Neill Walker was a WWII pilot until his fateful flight in 1943, which saw the end of his military career as well as his life. His crash was witnessed by an Italian family which was sympathetic with other families who lost their young to the battles of the war. When his plane came down, it crash-landed mere feet away from where Caroline and Gaetano Simonelli were living as children at the time. The WWII pilot was ceremoniously buried on their farm.
The Simonelli family did not agree with the then-current fascist policies of Italy, and felt compassion for the family who lost the young Allied airmen to the effort for freedom. They recently met with the surviving family of the WWII pilot. Both of them took part in the same memorial service, one family thankful for the Simonellis’ treatment of their relative’s body, the other thankful for Walker’s service in the liberation of Italy from a fascist regime.
Walker hailed from Rock Hill, from which many youths came during the war to fight for freedom. He had been a college student at the time, but dropped out for what he considered to be a much greater cause. The Simonelli family did not know the identity of the WWII pilot when they first honored his sacrifice so many years ago, nor did Walker’s family know anything of those who buried him. Even the military was not immediately aware that Walker had died, the HeraldOnline.com reports.
Despite the lack of information on both sides, Walker’s family was determined to discover the fate of his body. Guy and Caroline Simonelli were eager to meet the Walkers once contacted; they had buried him with full knowledge that the WWII pilot had family back home who would want to see his body treated with grace and kindness. Walker had been found in 1948, his body transported to America, but still his family knew nothing of those who had buried him.
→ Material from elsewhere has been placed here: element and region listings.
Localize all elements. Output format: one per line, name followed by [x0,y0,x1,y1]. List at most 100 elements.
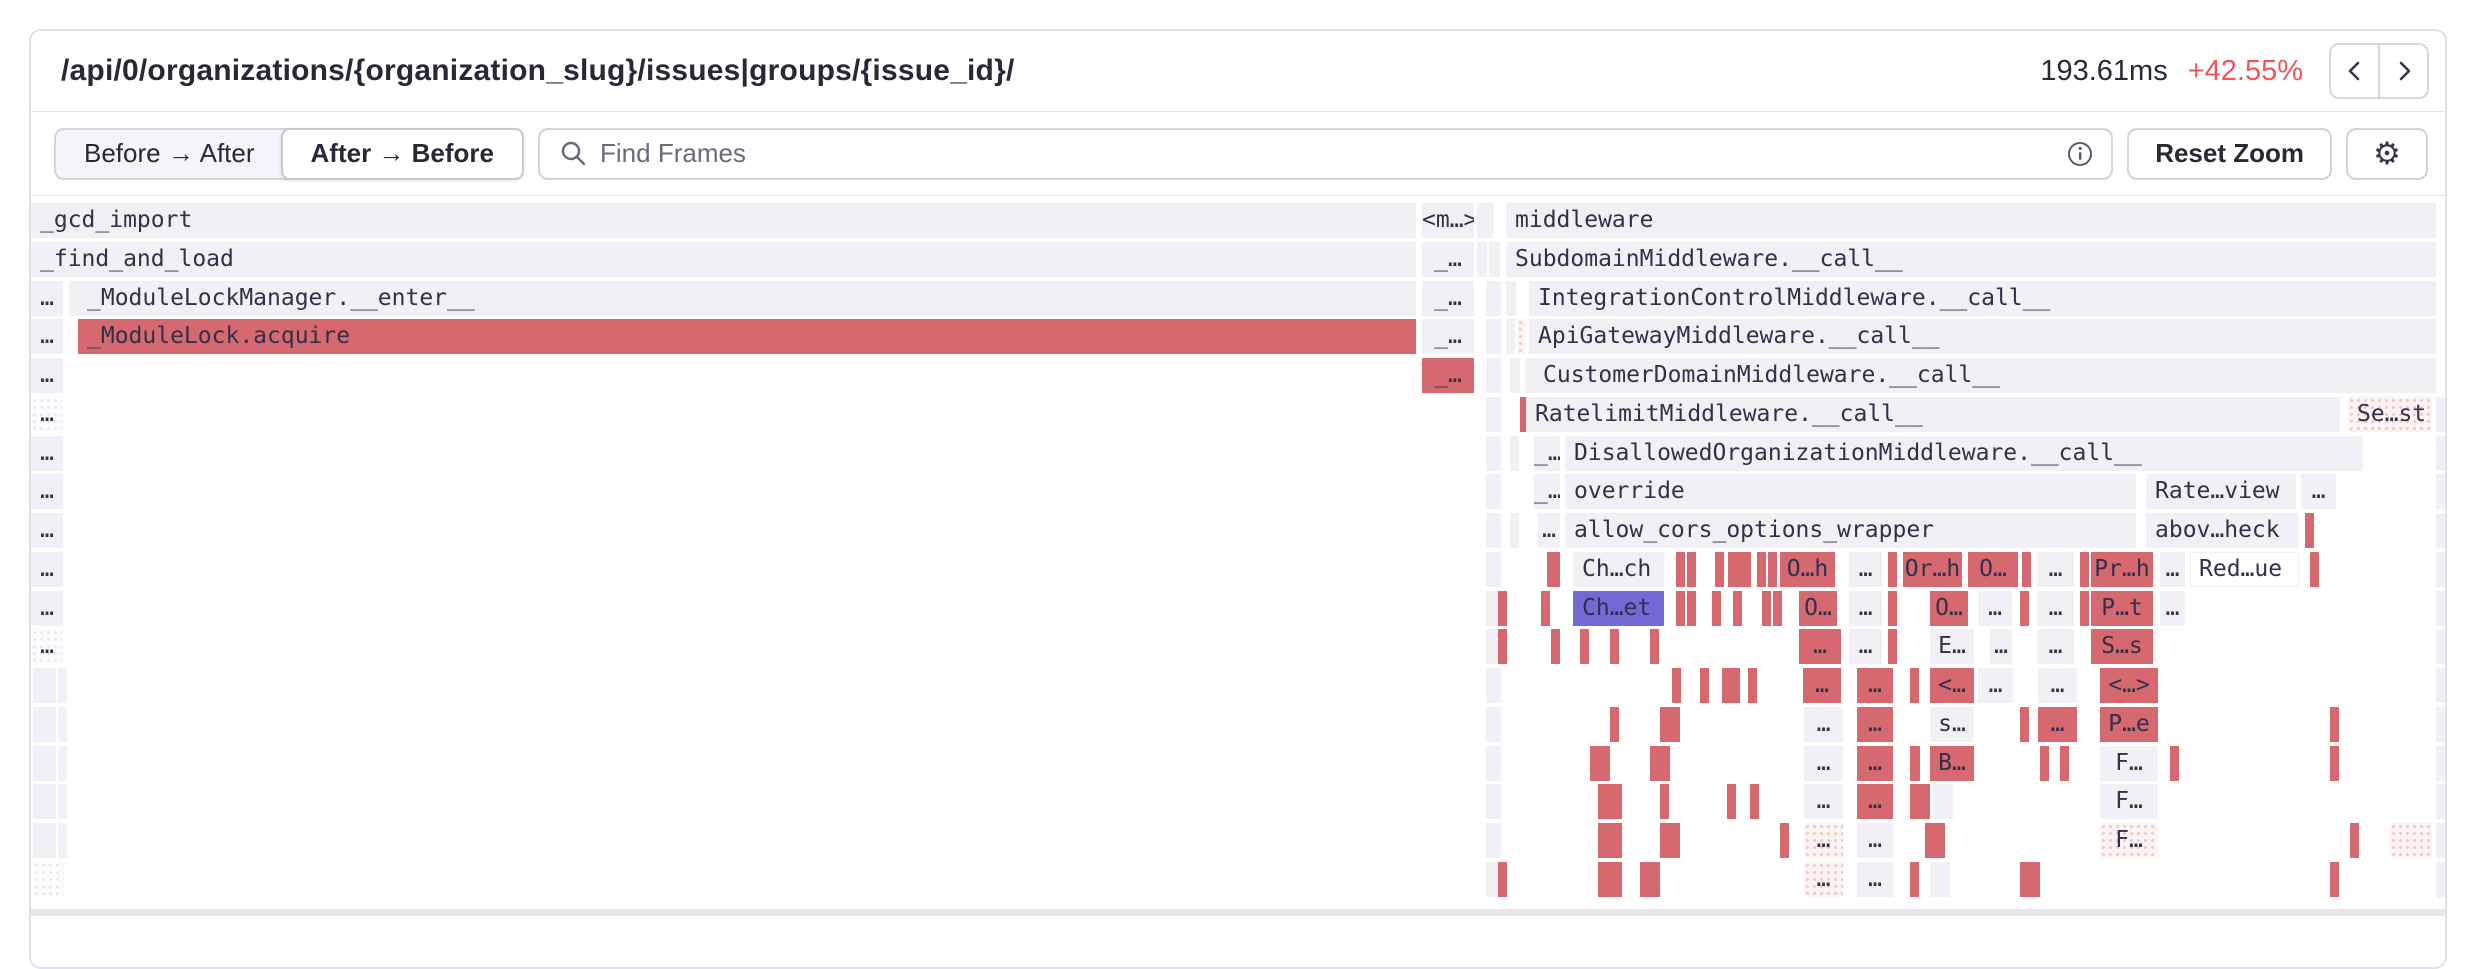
flame-frame[interactable]: … [31,319,63,354]
flame-frame[interactable]: E… [1930,629,1974,664]
flame-frame[interactable]: … [1538,513,1560,548]
flame-frame[interactable] [33,862,64,897]
flame-frame[interactable] [1925,823,1945,858]
flame-frame[interactable] [1598,862,1622,897]
flame-frame[interactable] [2436,746,2445,781]
flame-frame[interactable]: CustomerDomainMiddleware.__call__ [1534,358,2436,393]
flame-frame[interactable]: Ch…et [1573,591,1664,626]
flame-frame[interactable] [1610,707,1619,742]
flame-frame[interactable] [1486,397,1501,432]
flame-frame[interactable]: <m…> [1422,203,1474,238]
flame-frame[interactable]: B… [1930,746,1974,781]
flame-frame[interactable] [1486,746,1501,781]
flame-frame[interactable]: override [1565,474,2136,509]
flame-frame[interactable] [1687,591,1696,626]
flame-frame[interactable]: … [1857,823,1893,858]
flame-frame[interactable] [1486,319,1501,354]
flame-frame[interactable] [2040,746,2049,781]
flame-frame[interactable]: … [1804,823,1843,858]
flame-frame[interactable]: O…h [1780,552,1835,587]
flame-frame[interactable] [33,823,56,858]
flame-frame[interactable]: … [2037,591,2074,626]
flame-frame[interactable]: … [31,513,63,548]
flame-frame[interactable]: … [2160,552,2185,587]
flame-frame[interactable] [58,784,67,819]
flame-frame[interactable] [2310,552,2319,587]
flame-frame[interactable]: _… [1422,319,1474,354]
flamegraph-canvas[interactable]: _gcd_import<m…>middleware_find_and_load_… [31,196,2445,926]
flame-frame[interactable] [1660,707,1680,742]
flame-frame[interactable] [1676,552,1685,587]
flame-frame[interactable] [1477,203,1494,238]
flame-frame[interactable]: … [1804,746,1843,781]
flame-frame[interactable] [1598,784,1622,819]
flame-frame[interactable]: … [31,629,63,664]
flame-frame[interactable]: _gcd_import [31,203,1416,238]
flame-frame[interactable] [33,707,56,742]
flame-frame[interactable] [1506,281,1516,316]
flame-frame[interactable]: … [31,591,63,626]
flame-frame[interactable] [2436,629,2445,664]
flame-frame[interactable]: … [1804,707,1843,742]
flame-frame[interactable] [2436,862,2445,897]
flame-frame[interactable]: … [31,281,63,316]
flame-frame[interactable] [1486,474,1501,509]
flame-frame[interactable]: … [2301,474,2336,509]
flame-frame[interactable] [1510,436,1519,471]
flame-frame[interactable]: … [1804,862,1843,897]
flame-frame[interactable] [1486,552,1501,587]
flame-frame[interactable] [2436,707,2445,742]
flame-frame[interactable] [2080,591,2089,626]
flame-frame[interactable] [1477,242,1487,277]
flame-frame[interactable]: <… [1930,668,1974,703]
flame-frame[interactable] [1715,552,1724,587]
flame-frame[interactable] [1780,823,1789,858]
flame-frame[interactable] [33,784,56,819]
flame-frame[interactable] [1486,513,1501,548]
flame-frame[interactable] [2022,552,2031,587]
flame-frame[interactable]: _… [1534,436,1560,471]
flame-frame[interactable] [1728,552,1751,587]
flame-frame[interactable] [1551,629,1560,664]
flame-frame[interactable] [1750,784,1759,819]
flame-frame[interactable] [2020,862,2040,897]
flame-frame[interactable] [1930,862,1950,897]
flame-frame[interactable]: _… [1422,242,1474,277]
flame-frame[interactable] [2020,707,2029,742]
flame-frame[interactable]: O… [1968,552,2018,587]
flame-frame[interactable] [2436,552,2445,587]
flame-frame[interactable]: s… [1930,707,1974,742]
flame-frame[interactable]: F… [2100,784,2158,819]
flame-frame[interactable]: … [2037,552,2074,587]
flame-frame[interactable] [1590,746,1610,781]
flame-frame[interactable]: … [1990,629,2012,664]
flame-frame[interactable]: _find_and_load [31,242,1416,277]
flame-frame[interactable] [1910,862,1919,897]
flame-frame[interactable] [1910,668,1919,703]
flame-frame[interactable] [1486,668,1501,703]
flame-frame[interactable]: … [2038,668,2077,703]
flame-frame[interactable]: Rate…view [2146,474,2296,509]
flame-frame[interactable] [1486,281,1501,316]
flame-frame[interactable]: _… [1422,281,1474,316]
flame-frame[interactable] [1650,629,1659,664]
flame-frame[interactable]: … [1857,668,1893,703]
flame-frame[interactable] [33,668,56,703]
flame-frame[interactable]: Red…ue [2190,552,2299,587]
before-after-option[interactable]: Before → After [56,130,283,178]
flame-frame[interactable] [1712,591,1721,626]
flame-frame[interactable] [1687,552,1696,587]
flame-frame[interactable]: allow_cors_options_wrapper [1565,513,2136,548]
flame-frame[interactable]: <…> [2100,668,2158,703]
find-frames-input[interactable]: Find Frames [538,128,2113,180]
flame-frame[interactable] [2020,591,2029,626]
reset-zoom-button[interactable]: Reset Zoom [2127,128,2332,180]
flame-frame[interactable]: _… [1422,358,1474,393]
flame-frame[interactable] [1498,862,1507,897]
flame-frame[interactable]: … [1857,707,1893,742]
flame-frame[interactable]: O… [1799,591,1837,626]
flame-frame[interactable] [1489,242,1500,277]
flame-frame[interactable] [2170,746,2179,781]
flame-frame[interactable] [33,746,56,781]
flame-frame[interactable]: … [31,474,63,509]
The meeting between the family of the WWII pilot and the Simonelli siblings was thus enlightening, as it answered questions on both sides. One family got to meet the kin of those who brought a heroic young man into the world, and the other family got to meet those who brought him out of it. Many others attended the recent memorial, though none so connected as the Simonelli and Walker families. Though somber, it was also a joyous occasion; the death of a single WWII pilot was enough to bring two families together as one, bridging gaps between once-divided nations over generations of history.